Con l’approdo sotto le due torri – il locale bolognese propone oltre trenta tipi diversi di farciture – il paniere delle materie prime si è poi allargato a nuove gemme, come la mortadella del Salumificio Bidinelli di Bentivoglio, la porchetta, la zucca, il Prosciutto di Parma Dop, il guanciale e molte altre, sempre nell’ottica di arricchire la proposta al pubblico.
Non solo pizzette: iniziate con i fritti
Non esiste però solo la pizza all’ombra dell’insegna Trieste: ad esempio si può iniziare con una bella selezione di fritti, a
cominciare dagli arancini farciti con salsiccia o, in chiave molto abruzzese, con ragù d’agnello, le deliziose patatine chips artigianali, le crocchette di patate. Giornalmente poi nel locale bolognese saranno disponibili zuppe, insalate e primi piatti, incluse le lasagne, per la pausa pranzo, dolci fatti in casa, tutti da gustare nelle tre ampie sale del piano superiore – di cui una dal soffitto affrescato – oppure nella bella stagione ai quattordici tavoli situati sotto il portico.
Diavola, Pura oppure con fegato e cipolla: le diverse farciture
E poi naturalmente pizzette, da ordinare tra quelle già pronte al banco oppure sul momento, preparata a vista, da consumare al tavolo o in alternativa facendo due passi con in mano la pizzetta ripiegata: ci sono le rosse come la classica Diavola d’Abruzzo, con ventricina piccante, quella con alici di Cetara, la burrata e crudo e la salsiccia e pecorino, e le bianche, ad esempio la friarielli e salsiccia, la fegato e cipolla, la zucchine e coppa di testa, la zucca e guanciale e ovviamente la Pura, dedicata espressamente a Bologna, con solo tanta buona Mortadella Igp.
Le pizzette per celiaci
Ma per i celiaci è disponibile una sezione apposita della carta, pizze gluten free sulle quali è possibile replicare la quasi totalità delle farciture disponibili, in totale sicurezza e preservando la salute di chi non tollera il glutine senza per questo rinunciare a gusto e tradizione.
Una carta dei vini stellata Michelin
Il tutto, naturalmente, debitamente innaffiato dalle ottime birre artigianali Almond oppure dalle etichette presenti nella linea di vini creata ad hoc da Gianni Senesi, sommelier in capo del ristorante tre stelle Michelin Casadonna del celebre Niko Romito in collaborazione con la Cantina Valle Reale di Popoli.

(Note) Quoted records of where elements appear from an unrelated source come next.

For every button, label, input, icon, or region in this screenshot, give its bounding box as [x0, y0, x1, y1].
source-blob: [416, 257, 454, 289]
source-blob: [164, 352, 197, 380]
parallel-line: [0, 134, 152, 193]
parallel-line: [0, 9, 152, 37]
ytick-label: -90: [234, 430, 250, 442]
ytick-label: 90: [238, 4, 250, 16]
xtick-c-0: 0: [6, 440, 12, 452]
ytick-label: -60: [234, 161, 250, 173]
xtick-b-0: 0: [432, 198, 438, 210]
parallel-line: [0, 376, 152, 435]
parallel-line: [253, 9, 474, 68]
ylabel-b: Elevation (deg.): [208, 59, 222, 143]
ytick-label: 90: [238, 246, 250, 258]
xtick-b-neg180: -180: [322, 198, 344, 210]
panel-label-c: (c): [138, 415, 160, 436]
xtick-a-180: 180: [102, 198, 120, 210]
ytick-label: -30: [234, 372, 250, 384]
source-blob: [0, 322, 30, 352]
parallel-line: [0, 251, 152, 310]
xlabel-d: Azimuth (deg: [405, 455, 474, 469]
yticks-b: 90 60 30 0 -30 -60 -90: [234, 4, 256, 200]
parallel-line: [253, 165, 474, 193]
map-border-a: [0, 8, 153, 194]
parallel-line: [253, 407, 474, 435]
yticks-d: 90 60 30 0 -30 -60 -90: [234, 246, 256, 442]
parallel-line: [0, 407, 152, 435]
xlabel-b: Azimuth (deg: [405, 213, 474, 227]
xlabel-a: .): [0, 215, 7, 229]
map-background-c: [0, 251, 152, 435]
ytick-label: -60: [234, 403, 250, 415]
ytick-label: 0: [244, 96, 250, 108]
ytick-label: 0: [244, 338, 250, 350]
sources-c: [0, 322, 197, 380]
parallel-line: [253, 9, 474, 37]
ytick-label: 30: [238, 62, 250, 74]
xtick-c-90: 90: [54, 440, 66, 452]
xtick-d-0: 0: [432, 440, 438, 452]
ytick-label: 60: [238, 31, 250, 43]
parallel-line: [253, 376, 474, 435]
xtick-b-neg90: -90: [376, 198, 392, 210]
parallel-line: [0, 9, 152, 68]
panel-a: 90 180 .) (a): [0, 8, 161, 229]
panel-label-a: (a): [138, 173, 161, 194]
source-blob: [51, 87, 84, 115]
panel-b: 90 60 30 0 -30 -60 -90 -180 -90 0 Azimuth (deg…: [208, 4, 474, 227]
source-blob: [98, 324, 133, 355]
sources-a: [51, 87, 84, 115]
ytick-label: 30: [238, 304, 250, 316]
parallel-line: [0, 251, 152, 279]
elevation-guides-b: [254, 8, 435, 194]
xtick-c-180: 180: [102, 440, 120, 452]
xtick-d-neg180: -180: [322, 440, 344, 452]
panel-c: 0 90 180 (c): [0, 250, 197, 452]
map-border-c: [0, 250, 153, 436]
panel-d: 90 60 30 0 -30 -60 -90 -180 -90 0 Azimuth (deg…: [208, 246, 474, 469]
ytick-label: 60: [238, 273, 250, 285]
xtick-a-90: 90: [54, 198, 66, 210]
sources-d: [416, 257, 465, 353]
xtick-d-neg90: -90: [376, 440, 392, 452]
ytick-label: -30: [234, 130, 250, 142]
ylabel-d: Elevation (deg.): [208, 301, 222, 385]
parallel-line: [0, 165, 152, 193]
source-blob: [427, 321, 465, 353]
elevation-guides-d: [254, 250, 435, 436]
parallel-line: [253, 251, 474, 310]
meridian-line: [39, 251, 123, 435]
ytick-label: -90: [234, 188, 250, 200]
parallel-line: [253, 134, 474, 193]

Il padellino come chiave diversa per interpretare la pizza
Una nuova proposta nel centro storico di Bologna che sicuramente consentirà di affrontare l’argomento-pizza in maniera diversa dal solito, magari a tarda ora visto che il venerdì e il sabato resterà aperto sino alle 2 di notte, contando sempre su una gestione famigliare e su un prodotto artigianale, da gustare ovviamente in punta di padellino.